In June 2014, UNPO's report on the occasion of Laos' UPR underlined the discrimination, uncompensated land confiscation, arbitrary arrests and violations of cultural and religious rights of the Hmong people.
This mid-term report is submitted by the Unrepresented Nations and Peoples Organization (UNPO) in-between the second and third Universal Periodic Reviews (UPRs) of the Lao People’s Democratic Republic. It draws attention to human rights violations occurring in the country that affect its indigenous peoples, and especially the Hmong. The report will open with a brief introduction to the Hmong people. In a second part, it will examine the compliance of Laos with recommendations that were made to it during the country’s last UPR. This report focuses particularly on the issues of basic human right access, freedom of movement and returnees, freedom from enforced disappearances, freedom from torture and inhuman treatment of prisoners and political participation.

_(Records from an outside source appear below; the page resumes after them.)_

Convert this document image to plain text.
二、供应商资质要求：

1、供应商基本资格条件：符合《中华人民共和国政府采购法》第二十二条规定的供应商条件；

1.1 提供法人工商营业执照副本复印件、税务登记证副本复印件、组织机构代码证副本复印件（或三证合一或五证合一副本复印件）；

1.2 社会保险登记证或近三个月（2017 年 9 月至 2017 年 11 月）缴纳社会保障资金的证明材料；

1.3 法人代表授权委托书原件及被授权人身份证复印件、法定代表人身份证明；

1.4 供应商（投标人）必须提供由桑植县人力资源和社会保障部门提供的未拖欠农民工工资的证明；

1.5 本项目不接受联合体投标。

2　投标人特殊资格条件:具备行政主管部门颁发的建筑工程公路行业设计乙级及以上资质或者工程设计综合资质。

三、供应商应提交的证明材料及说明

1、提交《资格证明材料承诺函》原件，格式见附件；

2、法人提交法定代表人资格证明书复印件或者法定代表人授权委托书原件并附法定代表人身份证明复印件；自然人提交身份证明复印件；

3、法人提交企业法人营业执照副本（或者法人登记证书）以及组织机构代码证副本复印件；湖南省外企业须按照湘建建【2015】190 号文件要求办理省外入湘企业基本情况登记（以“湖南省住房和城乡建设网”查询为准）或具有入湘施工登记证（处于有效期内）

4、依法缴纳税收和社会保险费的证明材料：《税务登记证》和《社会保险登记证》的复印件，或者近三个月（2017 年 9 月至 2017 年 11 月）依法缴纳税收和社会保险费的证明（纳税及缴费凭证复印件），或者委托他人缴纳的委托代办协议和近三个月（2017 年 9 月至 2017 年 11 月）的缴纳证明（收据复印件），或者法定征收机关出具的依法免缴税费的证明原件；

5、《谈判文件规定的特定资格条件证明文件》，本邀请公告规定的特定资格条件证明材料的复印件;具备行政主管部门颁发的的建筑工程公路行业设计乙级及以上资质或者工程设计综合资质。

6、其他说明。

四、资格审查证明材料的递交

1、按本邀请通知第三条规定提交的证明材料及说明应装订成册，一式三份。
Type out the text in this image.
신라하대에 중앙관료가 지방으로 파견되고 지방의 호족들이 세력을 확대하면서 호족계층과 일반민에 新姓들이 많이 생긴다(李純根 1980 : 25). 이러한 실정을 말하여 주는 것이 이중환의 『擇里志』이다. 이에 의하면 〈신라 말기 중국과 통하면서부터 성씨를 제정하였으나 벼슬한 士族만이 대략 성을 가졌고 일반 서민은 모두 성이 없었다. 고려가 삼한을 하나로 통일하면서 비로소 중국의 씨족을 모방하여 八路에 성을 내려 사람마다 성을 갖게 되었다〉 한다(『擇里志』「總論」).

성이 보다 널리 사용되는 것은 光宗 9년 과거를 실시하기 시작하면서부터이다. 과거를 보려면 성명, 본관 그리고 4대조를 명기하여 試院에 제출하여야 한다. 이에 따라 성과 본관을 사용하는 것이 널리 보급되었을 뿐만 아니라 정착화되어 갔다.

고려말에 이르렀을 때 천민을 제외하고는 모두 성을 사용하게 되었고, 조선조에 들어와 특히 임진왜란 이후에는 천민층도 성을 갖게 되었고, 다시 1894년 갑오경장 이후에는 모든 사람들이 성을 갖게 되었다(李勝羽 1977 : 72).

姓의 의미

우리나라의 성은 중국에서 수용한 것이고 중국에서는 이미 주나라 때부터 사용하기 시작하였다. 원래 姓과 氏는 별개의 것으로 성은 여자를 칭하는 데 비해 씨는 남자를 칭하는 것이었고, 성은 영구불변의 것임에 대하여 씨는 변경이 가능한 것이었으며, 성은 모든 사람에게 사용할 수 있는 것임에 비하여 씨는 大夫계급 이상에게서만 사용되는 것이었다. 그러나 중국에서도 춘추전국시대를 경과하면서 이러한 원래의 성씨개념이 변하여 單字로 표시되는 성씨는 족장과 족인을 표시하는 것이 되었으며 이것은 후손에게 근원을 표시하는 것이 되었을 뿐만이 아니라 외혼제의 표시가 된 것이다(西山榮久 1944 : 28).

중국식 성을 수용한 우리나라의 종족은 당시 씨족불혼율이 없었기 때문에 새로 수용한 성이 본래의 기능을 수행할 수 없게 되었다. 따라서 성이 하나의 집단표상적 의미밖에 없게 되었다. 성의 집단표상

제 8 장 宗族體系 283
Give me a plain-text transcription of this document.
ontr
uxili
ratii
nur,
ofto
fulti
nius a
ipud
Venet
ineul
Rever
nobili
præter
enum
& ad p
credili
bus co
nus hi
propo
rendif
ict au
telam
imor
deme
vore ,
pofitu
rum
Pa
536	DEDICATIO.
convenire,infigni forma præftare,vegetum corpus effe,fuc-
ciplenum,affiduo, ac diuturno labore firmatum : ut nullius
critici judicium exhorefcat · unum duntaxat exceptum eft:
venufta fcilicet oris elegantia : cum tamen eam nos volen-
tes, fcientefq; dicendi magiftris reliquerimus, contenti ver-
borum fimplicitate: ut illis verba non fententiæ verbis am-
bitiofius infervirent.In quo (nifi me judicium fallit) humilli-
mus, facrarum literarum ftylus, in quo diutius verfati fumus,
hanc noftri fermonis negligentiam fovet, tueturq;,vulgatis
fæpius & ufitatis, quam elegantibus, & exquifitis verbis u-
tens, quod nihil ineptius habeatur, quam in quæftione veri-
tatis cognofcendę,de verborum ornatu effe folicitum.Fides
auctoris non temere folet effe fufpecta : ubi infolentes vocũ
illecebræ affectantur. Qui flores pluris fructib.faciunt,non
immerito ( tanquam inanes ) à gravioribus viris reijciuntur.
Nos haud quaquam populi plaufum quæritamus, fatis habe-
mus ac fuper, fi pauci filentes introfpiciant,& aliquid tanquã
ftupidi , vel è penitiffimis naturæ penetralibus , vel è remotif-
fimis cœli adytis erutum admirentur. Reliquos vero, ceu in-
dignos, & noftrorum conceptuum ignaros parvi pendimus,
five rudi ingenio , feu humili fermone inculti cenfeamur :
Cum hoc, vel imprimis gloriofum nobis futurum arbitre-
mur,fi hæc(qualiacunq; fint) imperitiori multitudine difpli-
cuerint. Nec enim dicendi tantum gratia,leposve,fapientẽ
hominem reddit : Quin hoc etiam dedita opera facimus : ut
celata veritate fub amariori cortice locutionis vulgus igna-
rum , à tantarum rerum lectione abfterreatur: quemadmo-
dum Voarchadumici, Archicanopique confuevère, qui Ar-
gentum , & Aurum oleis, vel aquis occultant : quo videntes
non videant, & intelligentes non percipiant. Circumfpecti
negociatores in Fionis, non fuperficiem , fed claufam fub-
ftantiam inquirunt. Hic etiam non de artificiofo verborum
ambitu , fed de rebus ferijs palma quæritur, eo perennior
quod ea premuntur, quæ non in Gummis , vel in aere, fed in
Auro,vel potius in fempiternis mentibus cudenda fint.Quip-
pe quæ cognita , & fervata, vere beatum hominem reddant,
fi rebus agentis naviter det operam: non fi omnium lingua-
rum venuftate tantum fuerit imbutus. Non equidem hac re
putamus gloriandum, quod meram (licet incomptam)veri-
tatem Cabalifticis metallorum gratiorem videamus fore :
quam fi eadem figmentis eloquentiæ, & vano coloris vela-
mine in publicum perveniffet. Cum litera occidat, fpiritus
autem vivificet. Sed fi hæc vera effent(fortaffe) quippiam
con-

The situation of the Hmong community in Laos is still extremely dire. Despite Laos’ claim to be making efforts to better include the ethnic minorities in society, the situation in the jungle has not evolved. The ongoing military assaults perpetrated by the Lao armed forces lead to very serious violations of basic human rights for thousands of people, who are forced into starvation, sickness and isolation and ultimately are forced to flee. The persecution of the Hmong people ever since the end of the war created a climate of life-threatening danger for this community, which includes many women and children suffering from undernourishment and dying at a young age or at birth. In addition to being persecuted in their own land, the Hmong who try to flee are met by repressive authorities in Thailand or Vietnam who collaborate closely with Laos in this gruesome venture
Among the recommendations that UNPO urges the Laotian government to consider are:
1. To cease its repeated and ongoing assaults on the Hmong community living in the jungle and ensure its insertion into society.
2. To respect the CRC, which it signed in 1989, and especially its article 3.3, which states that State Parties shall insure the care or protection of children.
3. To ensure that its election processes are competitive, free, fair, inclusive and participatory by allowing multiple parties to take part.
4. To grant the UNHCR and such other international organisations access to the country.
5. To abide by international law with regards to the treatment of Hmong returnees living in refugee camps.